States have long used taxes on hospitals and nursing homes to increase federal matching funds. If Republicans end the tactic, red states could feel the most pain.The New York Times reports that for decades, states have utilized taxes on hospitals and nursing homes as a means to increase federal matching funds. However, if Republicans decide to put an end to this tactic, it could have a significant impact on red states. This strategy was first implemented in 1989 by New Hampshire’s Republican governor, Judd Gregg, who was facing a large budget deficit. His health secretary came up with the idea to tax hospitals and then return the funds to them as higher payments for Medicaid patients’ care. This allowed the state to inflate its Medicaid spending on paper, resulting in more federal funding.

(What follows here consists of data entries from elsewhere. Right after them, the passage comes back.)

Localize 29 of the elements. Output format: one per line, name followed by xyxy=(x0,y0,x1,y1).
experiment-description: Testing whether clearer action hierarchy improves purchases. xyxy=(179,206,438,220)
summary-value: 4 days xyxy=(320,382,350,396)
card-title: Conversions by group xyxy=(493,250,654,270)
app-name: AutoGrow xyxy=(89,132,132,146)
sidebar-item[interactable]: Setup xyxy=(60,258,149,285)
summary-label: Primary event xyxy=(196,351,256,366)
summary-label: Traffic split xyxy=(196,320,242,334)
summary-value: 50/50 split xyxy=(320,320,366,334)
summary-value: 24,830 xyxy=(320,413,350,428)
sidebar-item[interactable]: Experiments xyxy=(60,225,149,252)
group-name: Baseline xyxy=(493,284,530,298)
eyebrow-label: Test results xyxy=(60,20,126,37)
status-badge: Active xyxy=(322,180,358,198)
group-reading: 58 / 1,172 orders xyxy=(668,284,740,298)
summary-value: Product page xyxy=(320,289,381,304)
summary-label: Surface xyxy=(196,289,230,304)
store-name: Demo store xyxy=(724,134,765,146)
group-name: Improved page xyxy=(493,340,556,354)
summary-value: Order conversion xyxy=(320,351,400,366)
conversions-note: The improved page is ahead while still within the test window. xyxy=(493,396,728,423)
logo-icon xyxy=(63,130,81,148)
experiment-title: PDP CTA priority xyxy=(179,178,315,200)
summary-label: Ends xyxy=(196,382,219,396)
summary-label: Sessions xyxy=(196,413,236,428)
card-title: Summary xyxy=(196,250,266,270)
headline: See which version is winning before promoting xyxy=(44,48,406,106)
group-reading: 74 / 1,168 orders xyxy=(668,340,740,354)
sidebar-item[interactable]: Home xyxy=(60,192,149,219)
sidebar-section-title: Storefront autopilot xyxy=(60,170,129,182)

Over time, this tactic has become a common way for states to finance their Medicaid programs, which provides health insurance for 72 million low-income Americans. Currently, every state except Alaska has at least one type of provider tax in place. In some states, these taxes and related payments make up more than a third of the overall federal funding for Medicaid. However, with the recent proposal for steep federal spending cuts, congressional Republicans are considering putting an end to these taxes, which could save the government approximately $600 billion over the next decade.
According to a recent analysis, this change could have a disproportionate impact on Republican-led states, as they tend to rely more heavily on the provider tax strategy in their Medicaid budgets. This is a significant shift from when these taxes were first implemented as a creative budgeting solution, and it highlights the potential consequences of relying on such tactics for long periods.